Since the discovery that Artin's braid groups enjoy a left-invariant linear ordering, several different approaches have been used to understand this phenomenon. This text provides an account of those approaches, involving varied objects & domains as combinatorial group theory, self-distributive algebra & finite combinatorics.
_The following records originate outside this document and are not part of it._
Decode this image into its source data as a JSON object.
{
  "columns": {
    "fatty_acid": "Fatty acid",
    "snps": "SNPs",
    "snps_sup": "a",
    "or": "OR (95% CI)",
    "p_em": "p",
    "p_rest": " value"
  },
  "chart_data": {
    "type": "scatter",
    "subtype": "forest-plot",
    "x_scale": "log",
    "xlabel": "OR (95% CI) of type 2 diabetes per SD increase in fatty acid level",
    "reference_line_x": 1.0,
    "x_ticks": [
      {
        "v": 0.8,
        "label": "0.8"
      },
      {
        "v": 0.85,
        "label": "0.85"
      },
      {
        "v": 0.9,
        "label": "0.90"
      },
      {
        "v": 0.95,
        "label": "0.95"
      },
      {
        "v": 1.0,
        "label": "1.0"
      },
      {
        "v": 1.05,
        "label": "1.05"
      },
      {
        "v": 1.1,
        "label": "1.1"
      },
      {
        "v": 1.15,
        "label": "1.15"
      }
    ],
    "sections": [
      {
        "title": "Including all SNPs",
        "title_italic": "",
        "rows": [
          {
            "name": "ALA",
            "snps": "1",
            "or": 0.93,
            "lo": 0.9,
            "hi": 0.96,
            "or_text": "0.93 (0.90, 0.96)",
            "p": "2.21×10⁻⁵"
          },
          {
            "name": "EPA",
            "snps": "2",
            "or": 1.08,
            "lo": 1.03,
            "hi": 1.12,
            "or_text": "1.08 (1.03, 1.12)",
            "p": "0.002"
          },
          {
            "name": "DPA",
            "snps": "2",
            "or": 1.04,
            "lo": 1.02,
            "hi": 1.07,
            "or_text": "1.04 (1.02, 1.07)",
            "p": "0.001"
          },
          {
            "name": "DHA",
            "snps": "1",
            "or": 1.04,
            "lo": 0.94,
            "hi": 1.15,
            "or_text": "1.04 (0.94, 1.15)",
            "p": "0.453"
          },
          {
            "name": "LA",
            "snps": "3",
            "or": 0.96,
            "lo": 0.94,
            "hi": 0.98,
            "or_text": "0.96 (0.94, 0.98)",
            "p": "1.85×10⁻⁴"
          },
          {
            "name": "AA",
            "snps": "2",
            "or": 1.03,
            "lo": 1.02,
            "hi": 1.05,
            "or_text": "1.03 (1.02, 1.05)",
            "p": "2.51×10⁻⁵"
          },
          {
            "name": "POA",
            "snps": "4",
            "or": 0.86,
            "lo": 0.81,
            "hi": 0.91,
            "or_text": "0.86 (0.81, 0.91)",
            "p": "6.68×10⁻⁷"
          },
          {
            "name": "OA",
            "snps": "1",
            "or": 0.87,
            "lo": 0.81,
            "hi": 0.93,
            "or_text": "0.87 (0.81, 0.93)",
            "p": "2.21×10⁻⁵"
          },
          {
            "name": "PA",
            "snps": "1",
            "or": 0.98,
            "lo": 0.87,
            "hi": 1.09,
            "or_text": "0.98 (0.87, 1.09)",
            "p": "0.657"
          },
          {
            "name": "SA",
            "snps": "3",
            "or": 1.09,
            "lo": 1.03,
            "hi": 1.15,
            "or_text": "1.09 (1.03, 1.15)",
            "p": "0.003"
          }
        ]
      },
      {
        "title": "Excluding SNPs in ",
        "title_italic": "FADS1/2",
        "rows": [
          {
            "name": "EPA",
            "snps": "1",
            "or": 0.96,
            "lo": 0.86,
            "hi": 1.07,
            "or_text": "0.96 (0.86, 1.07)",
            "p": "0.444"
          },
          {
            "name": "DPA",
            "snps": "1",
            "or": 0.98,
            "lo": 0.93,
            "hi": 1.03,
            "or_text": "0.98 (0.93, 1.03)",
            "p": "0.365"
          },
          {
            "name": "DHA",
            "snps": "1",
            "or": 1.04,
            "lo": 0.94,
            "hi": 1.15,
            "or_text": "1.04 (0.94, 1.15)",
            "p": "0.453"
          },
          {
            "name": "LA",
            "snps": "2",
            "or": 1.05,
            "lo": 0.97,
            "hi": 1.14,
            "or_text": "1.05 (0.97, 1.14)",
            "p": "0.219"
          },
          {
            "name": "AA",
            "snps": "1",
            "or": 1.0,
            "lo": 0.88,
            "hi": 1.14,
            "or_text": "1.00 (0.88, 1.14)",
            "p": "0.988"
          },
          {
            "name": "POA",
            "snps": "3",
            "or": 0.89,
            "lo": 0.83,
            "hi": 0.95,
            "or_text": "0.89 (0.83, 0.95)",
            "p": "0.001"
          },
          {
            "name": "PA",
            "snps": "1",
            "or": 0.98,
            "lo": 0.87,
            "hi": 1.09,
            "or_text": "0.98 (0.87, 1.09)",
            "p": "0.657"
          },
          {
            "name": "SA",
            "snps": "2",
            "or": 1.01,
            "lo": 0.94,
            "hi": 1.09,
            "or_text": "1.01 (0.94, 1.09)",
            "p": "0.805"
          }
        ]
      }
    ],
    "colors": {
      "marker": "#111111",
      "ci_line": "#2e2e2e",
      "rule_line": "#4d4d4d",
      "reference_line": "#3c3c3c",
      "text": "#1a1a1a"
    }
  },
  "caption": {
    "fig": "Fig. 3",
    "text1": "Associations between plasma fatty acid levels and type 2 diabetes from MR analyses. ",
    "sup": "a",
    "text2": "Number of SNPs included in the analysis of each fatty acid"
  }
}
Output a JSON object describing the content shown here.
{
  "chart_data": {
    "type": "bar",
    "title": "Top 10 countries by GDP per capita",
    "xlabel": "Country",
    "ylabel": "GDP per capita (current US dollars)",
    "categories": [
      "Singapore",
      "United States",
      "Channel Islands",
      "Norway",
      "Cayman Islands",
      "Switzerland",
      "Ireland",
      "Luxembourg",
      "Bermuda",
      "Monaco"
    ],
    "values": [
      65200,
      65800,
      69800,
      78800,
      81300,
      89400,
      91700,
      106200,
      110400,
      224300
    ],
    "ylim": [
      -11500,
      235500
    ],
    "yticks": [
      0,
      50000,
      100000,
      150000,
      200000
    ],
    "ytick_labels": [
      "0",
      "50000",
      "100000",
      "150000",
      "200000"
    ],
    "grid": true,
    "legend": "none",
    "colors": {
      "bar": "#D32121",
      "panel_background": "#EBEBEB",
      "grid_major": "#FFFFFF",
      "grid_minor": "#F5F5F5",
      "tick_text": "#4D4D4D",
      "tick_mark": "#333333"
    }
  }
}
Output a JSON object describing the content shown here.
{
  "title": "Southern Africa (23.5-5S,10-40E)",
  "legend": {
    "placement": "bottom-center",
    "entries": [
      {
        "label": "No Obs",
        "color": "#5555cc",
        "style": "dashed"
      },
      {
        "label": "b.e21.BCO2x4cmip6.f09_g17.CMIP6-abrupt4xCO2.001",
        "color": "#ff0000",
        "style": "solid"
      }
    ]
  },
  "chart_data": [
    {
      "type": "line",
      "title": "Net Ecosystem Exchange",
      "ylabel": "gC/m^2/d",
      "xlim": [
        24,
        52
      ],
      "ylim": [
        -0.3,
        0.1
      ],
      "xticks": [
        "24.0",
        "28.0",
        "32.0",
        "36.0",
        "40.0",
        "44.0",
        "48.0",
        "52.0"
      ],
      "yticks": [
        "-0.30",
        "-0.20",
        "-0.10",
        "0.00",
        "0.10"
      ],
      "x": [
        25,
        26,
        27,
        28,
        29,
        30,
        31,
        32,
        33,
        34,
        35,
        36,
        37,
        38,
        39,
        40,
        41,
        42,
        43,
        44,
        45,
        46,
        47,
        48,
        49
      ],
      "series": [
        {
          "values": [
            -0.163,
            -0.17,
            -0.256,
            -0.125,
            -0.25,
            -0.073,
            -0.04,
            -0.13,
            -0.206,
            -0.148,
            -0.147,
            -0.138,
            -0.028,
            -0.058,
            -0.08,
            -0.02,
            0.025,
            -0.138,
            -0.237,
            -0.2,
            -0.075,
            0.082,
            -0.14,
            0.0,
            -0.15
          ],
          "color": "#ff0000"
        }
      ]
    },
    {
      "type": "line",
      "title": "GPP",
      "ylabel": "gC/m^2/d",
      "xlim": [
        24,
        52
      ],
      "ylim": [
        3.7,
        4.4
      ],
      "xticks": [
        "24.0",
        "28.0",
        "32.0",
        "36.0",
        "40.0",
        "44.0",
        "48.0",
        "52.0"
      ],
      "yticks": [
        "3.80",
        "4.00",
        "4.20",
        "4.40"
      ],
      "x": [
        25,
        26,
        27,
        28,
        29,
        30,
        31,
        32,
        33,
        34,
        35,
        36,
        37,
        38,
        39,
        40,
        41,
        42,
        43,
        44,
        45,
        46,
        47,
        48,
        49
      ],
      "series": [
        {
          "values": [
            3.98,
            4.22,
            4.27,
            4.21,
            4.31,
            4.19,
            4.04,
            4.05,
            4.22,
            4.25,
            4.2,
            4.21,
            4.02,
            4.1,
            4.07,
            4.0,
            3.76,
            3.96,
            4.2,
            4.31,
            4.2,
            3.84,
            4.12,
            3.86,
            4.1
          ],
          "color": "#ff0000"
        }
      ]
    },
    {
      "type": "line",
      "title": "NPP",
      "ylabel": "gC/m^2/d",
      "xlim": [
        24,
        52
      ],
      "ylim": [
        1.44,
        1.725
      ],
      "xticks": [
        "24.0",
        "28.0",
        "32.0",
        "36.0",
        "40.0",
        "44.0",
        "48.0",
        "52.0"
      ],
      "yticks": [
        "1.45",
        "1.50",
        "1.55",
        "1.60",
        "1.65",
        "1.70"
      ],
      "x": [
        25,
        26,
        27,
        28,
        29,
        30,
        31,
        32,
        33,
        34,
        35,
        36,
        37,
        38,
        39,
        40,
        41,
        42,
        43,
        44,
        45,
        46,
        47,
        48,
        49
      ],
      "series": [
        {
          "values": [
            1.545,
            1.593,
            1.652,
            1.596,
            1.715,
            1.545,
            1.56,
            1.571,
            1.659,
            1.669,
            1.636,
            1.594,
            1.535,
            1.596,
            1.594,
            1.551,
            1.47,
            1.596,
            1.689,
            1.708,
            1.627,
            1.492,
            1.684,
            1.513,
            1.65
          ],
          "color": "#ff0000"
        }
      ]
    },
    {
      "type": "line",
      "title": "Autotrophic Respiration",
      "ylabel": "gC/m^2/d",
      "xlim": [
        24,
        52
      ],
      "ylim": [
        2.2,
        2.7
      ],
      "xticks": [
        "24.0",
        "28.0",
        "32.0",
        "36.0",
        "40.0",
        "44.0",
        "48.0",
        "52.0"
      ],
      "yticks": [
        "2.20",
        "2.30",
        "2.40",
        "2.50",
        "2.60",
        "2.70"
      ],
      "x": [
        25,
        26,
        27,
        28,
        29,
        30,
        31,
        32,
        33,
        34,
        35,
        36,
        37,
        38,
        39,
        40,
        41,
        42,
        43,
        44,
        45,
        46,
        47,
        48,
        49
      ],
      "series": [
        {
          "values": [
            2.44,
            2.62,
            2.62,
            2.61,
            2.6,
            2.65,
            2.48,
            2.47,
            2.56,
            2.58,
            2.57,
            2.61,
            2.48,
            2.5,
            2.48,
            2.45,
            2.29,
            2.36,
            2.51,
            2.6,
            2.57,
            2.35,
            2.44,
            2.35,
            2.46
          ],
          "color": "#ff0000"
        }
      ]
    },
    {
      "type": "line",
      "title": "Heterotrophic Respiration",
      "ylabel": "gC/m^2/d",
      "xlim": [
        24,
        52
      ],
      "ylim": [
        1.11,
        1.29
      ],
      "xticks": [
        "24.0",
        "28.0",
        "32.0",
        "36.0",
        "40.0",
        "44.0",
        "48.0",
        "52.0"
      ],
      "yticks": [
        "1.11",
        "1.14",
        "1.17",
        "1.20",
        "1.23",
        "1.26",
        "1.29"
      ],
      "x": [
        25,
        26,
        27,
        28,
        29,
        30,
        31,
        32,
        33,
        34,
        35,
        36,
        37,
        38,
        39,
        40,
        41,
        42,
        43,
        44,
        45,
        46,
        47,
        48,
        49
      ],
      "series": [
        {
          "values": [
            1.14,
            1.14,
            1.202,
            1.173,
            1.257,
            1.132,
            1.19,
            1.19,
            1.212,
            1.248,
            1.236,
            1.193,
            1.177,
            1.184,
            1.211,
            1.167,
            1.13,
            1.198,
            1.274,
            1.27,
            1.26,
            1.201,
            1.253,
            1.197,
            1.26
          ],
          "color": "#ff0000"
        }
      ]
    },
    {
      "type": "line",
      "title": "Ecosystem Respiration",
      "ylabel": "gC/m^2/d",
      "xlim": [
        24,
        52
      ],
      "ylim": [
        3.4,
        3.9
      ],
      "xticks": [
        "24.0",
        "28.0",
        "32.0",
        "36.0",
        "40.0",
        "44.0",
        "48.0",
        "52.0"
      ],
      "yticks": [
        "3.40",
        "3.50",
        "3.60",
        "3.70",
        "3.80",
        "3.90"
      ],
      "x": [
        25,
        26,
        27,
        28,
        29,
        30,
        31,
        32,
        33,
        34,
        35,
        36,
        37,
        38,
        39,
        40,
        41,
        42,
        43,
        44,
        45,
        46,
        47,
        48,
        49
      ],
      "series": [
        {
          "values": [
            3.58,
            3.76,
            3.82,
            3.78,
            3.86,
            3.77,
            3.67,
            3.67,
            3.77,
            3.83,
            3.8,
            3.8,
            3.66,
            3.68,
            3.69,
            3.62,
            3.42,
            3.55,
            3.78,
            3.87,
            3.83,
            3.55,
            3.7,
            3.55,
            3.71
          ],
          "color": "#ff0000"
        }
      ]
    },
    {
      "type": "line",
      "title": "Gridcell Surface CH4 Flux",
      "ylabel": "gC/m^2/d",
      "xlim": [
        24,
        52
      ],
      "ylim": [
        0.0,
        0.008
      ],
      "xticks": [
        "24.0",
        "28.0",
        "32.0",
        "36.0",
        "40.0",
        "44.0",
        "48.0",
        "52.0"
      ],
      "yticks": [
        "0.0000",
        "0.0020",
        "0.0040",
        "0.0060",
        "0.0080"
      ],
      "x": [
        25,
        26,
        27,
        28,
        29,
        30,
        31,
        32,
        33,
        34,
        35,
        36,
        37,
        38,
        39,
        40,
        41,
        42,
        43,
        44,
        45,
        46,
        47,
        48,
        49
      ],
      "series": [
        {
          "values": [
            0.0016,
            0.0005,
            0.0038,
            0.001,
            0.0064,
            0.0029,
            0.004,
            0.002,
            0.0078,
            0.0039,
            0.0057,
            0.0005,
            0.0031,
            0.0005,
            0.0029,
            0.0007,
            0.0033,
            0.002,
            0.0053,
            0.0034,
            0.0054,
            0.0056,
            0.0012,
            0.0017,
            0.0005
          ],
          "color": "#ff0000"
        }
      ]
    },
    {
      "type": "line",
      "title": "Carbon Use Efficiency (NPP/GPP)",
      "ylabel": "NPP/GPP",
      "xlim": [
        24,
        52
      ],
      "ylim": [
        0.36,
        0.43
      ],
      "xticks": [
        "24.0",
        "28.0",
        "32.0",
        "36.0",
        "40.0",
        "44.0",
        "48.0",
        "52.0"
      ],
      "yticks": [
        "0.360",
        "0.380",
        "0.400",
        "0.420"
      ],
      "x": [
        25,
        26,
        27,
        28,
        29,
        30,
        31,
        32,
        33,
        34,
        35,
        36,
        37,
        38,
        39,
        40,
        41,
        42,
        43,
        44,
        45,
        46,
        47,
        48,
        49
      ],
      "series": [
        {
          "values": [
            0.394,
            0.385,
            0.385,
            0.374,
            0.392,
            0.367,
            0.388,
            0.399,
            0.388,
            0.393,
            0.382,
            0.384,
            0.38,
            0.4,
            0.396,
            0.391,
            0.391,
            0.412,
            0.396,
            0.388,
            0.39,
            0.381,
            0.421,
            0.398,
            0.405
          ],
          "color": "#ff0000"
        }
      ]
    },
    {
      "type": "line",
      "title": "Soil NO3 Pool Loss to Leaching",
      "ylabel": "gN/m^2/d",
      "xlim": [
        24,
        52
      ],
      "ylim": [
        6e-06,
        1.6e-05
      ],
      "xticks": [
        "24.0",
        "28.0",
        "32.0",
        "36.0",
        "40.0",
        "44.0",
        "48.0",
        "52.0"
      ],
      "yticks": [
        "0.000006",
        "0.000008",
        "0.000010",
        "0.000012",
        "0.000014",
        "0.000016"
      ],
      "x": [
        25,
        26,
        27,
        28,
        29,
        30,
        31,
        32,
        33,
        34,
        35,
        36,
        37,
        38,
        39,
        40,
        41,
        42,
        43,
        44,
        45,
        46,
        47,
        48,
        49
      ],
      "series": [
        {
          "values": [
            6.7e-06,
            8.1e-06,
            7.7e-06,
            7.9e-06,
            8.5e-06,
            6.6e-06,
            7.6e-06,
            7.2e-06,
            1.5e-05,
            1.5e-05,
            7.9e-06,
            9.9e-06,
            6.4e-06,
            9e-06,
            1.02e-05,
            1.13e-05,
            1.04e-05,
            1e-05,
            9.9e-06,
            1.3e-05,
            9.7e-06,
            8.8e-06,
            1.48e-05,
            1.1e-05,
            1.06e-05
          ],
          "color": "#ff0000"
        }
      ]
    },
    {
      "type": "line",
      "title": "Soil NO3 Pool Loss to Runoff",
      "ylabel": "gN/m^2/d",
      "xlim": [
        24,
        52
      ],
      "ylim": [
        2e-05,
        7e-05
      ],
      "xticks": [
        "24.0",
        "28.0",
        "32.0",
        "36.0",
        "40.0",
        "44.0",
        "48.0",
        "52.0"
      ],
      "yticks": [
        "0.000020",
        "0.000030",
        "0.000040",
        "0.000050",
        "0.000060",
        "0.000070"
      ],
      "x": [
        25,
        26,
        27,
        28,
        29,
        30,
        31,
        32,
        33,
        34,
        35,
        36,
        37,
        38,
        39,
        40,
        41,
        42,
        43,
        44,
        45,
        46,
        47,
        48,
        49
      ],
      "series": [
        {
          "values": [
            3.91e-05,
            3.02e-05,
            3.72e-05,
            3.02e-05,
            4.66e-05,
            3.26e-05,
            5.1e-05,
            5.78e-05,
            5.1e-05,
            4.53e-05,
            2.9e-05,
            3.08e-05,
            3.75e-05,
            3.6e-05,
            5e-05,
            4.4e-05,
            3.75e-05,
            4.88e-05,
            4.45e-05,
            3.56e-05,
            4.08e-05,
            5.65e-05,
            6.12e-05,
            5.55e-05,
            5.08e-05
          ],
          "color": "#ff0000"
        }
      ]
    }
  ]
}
Book Synopsis Ordering Braids by : Patrick Dehornoy
Download or read book Ordering Braids written by Patrick Dehornoy and published by American Mathematical Soc.. This book was released on 2008 with total page 339 pages. Available in PDF, EPUB and Kindle. Book excerpt: Since the discovery that Artin's braid groups enjoy a left-invariant linear ordering, several different approaches have been used to understand this phenomenon. This text provides an account of those approaches, involving varied objects & domains as combinatorial group theory, self-distributive algebra & finite combinatorics.
Contents:Notes on Subfactors and Statistical Mechanics (V F R Jones)Polynomial Invariants in Knot Theory (L H Kauffman)Algebras of Loops on Surfaces, Algebras of Knots, and Quantization (V G Turaev)Quantum Groups (L Faddeev et al.)Introduction to the Yang-Baxter Equation (M Jimbo)Integrable Systems Related to Braid Groups and Yang-Baxter Equation (T Kohno)The Yang-Baxter Relation: A New Tool for Knot Theory (Y Akutsu et al.)Akutsu-Wadati Link Polynomials from Feynman-Kauffman Diagrams (M-L Ge et al.)Quantum Field Theory and the Jones Polynomial (E Witten) Readership: Mathematical physicists.
Book Synopsis Braid Group, Knot Theory and Statistical Mechanics by : C N Yang
Download or read book Braid Group, Knot Theory and Statistical Mechanics written by C N Yang and published by World Scientific. This book was released on 1991-06-05 with total page 336 pages. Available in PDF, EPUB and Kindle. Book excerpt: Contents:Notes on Subfactors and Statistical Mechanics (V F R Jones)Polynomial Invariants in Knot Theory (L H Kauffman)Algebras of Loops on Surfaces, Algebras of Knots, and Quantization (V G Turaev)Quantum Groups (L Faddeev et al.)Introduction to the Yang-Baxter Equation (M Jimbo)Integrable Systems Related to Braid Groups and Yang-Baxter Equation (T Kohno)The Yang-Baxter Relation: A New Tool for Knot Theory (Y Akutsu et al.)Akutsu-Wadati Link Polynomials from Feynman-Kauffman Diagrams (M-L Ge et al.)Quantum Field Theory and the Jones Polynomial (E Witten) Readership: Mathematical physicists.